Despite what the synopsis implies Felicity is nothing like  Mary Lennox. Felicity is a hard character to like and almost impossible to empathize with.  She is twelve and still talks about her teddy bear as if he were a living being.  She doesn't cry into him at night whispering her secrets wishing he were real, she talks like he actually is real.  Which is why I think this book would be tough for anyone over the age of 10 to take seriously. And even 8-10 year olds might find their credulity being stretched.  Felicity has issues, no doubt. Her parents often left her on her own to go and do their own thing.  Her grandmother claims this is the reason she is immature.  I think she has issues that go beyond immaturity that more than cracking a spy code and finding a crush will fix, but this book is not that deep so the mystery and the boy do the trick  here.

But what annoyed me the most was the book's REVELATION, which I saw coming from the first chapter, but a child reader wouldn't.  That is not what bothers me about the revelation, it's what follows and here comes the spoiler:

Don't keep reading if you don't want to know the end.

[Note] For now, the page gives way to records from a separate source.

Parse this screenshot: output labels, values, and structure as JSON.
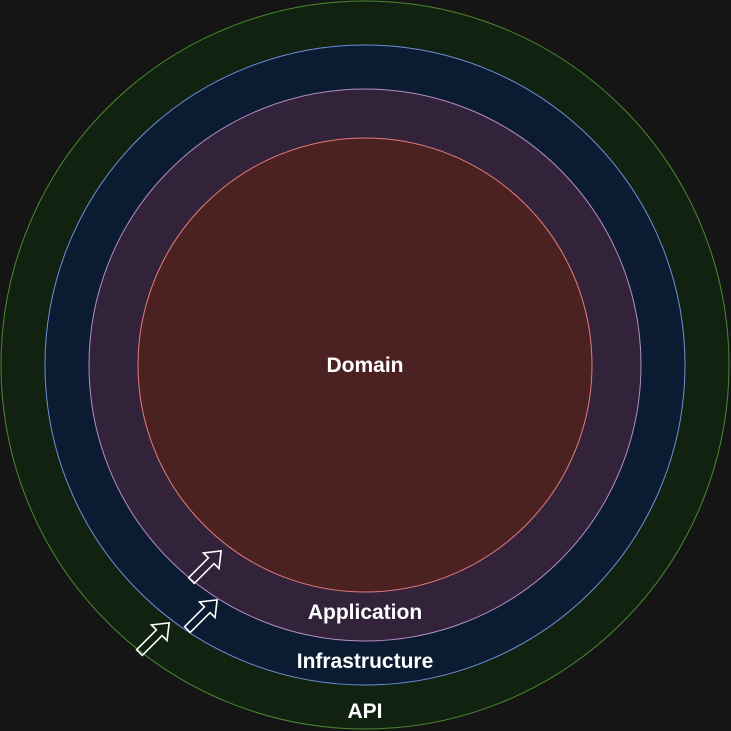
{
  "diagram": {
    "layers": [
      {
        "id": "api",
        "label": "API",
        "fill": "#112211",
        "stroke": "#4a8a2e"
      },
      {
        "id": "infrastructure",
        "label": "Infrastructure",
        "fill": "#0b1b31",
        "stroke": "#6c8fd6"
      },
      {
        "id": "application",
        "label": "Application",
        "fill": "#32233a",
        "stroke": "#b48bc4"
      },
      {
        "id": "domain",
        "label": "Domain",
        "fill": "#4c2121",
        "stroke": "#e37b7b"
      }
    ],
    "dependency_arrows": [
      {
        "from": "api",
        "to": "infrastructure",
        "icon": "outline-arrow-icon"
      },
      {
        "from": "infrastructure",
        "to": "application",
        "icon": "outline-arrow-icon"
      },
      {
        "from": "application",
        "to": "domain",
        "icon": "outline-arrow-icon"
      }
    ]
  }
}
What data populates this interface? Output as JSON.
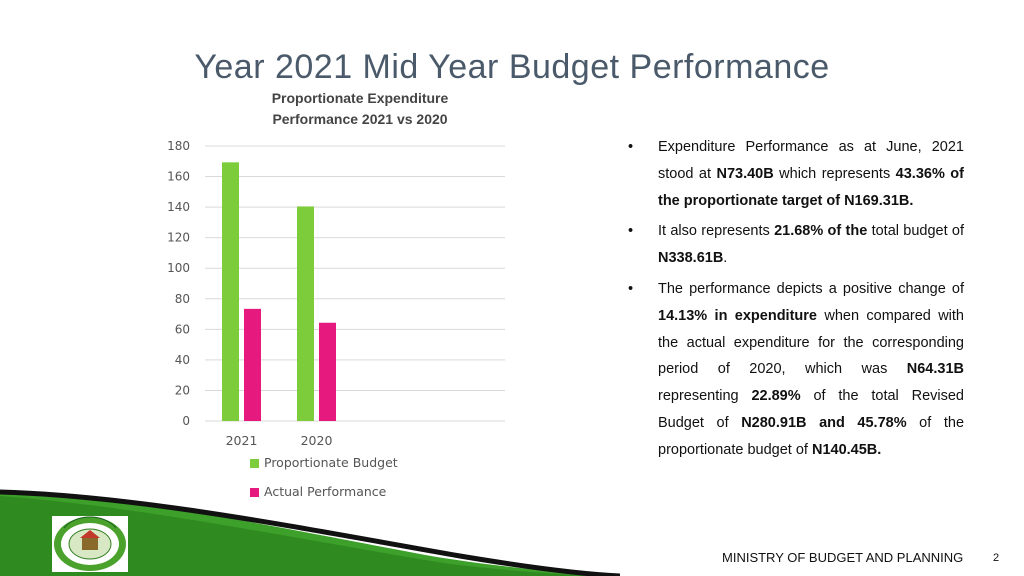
{
  "slide": {
    "title": "Year 2021 Mid Year Budget Performance",
    "footer": "MINISTRY OF BUDGET AND PLANNING",
    "page_number": "2",
    "logo_text": "OGUN STATE NIGERIA"
  },
  "chart_data": {
    "type": "bar",
    "title": "Proportionate Expenditure Performance 2021 vs 2020",
    "title_lines": [
      "Proportionate Expenditure",
      "Performance 2021 vs 2020"
    ],
    "categories": [
      "2021",
      "2020"
    ],
    "series": [
      {
        "name": "Proportionate Budget",
        "values": [
          169.31,
          140.45
        ],
        "color": "#7ccc3c"
      },
      {
        "name": "Actual Performance",
        "values": [
          73.4,
          64.31
        ],
        "color": "#e6197f"
      }
    ],
    "ylim": [
      0,
      180
    ],
    "yticks": [
      "0",
      "20",
      "40",
      "60",
      "80",
      "100",
      "120",
      "140",
      "160",
      "180"
    ],
    "grid": true,
    "legend_position": "bottom"
  },
  "bullets": [
    {
      "segments": [
        {
          "t": "Expenditure Performance as at June, 2021 stood at ",
          "b": false
        },
        {
          "t": "N73.40B",
          "b": true
        },
        {
          "t": " which represents ",
          "b": false
        },
        {
          "t": "43.36% of the proportionate target of N169.31B.",
          "b": true
        }
      ]
    },
    {
      "segments": [
        {
          "t": "It also represents ",
          "b": false
        },
        {
          "t": "21.68% of the",
          "b": true
        },
        {
          "t": " total budget of ",
          "b": false
        },
        {
          "t": "N338.61B",
          "b": true
        },
        {
          "t": ".",
          "b": false
        }
      ]
    },
    {
      "segments": [
        {
          "t": "The performance depicts a positive change of ",
          "b": false
        },
        {
          "t": "14.13%  in expenditure",
          "b": true
        },
        {
          "t": " when compared with the actual expenditure for the corresponding period of 2020, which was ",
          "b": false
        },
        {
          "t": "N64.31B",
          "b": true
        },
        {
          "t": " representing ",
          "b": false
        },
        {
          "t": "22.89%",
          "b": true
        },
        {
          "t": " of the total Revised Budget of ",
          "b": false
        },
        {
          "t": "N280.91B and 45.78%",
          "b": true
        },
        {
          "t": " of the proportionate budget of ",
          "b": false
        },
        {
          "t": "N140.45B.",
          "b": true
        }
      ]
    }
  ]
}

It turns out that Felicity's father is actually her uncle and her Uncle Gideon is actually her father.  Felicity's mother was married for a few months to Gideon, left him and took with his brother, and then realized she was pregnant.  So Felicity grew up thinking her uncle was her dad.  Gideon reveals this to Felicity by the request of her mother toward the end of the book.  You would think that this would create some interesting scenes.  Felicity has to feel something genuinely human right? Anger. Betrayal. Distrust. Horror. Anguish. Disgust.  Sadness. ANYTHING.  But this is what we get:
"Perhaps it was something like wearing new shoes or having a completely new way of fixing your hair or having a new name or going to a new school or looking in the mirror and having a completely different air about you." actually.  It is not like any of those things.  She doesn't like Gideon in the beginning of the book because she senses he doesn't like her father.  She finds out this massively scandalous (it is 1941) reason why and compares it to a new hairstyle????? The passage does continue:
"Everything was changed. And I needed to time to let it all sift through me like beach sand as it falls through your fingers when you try to hold in in your hand."Ugh, the similes.  But more than that we are not given any idea what is sifting or how it is being sifted.  We are shown absolutely no emotion at all from Felicity.  She shares the news with Derek (the crush) who was an abandoned child taken into the family when he was one and given the same birthday as Felicity to celebrate.  His reaction:
"I always felt I was a stand-in, a replacement for somebody or something, and now I see, Flissy, it was you.  It was you I was standing in for.  That's why we have the same birthday. That's why and how I came to live here. And it was a lucky thing for me, you know that?"Most people would have at least a little trouble with the concept that they were a replacement for someone who no longer needed replacing.  

The emotional vapidity of the novel made it impossible for me to enjoy, but others, particularly in elementary school, may be able to look past that.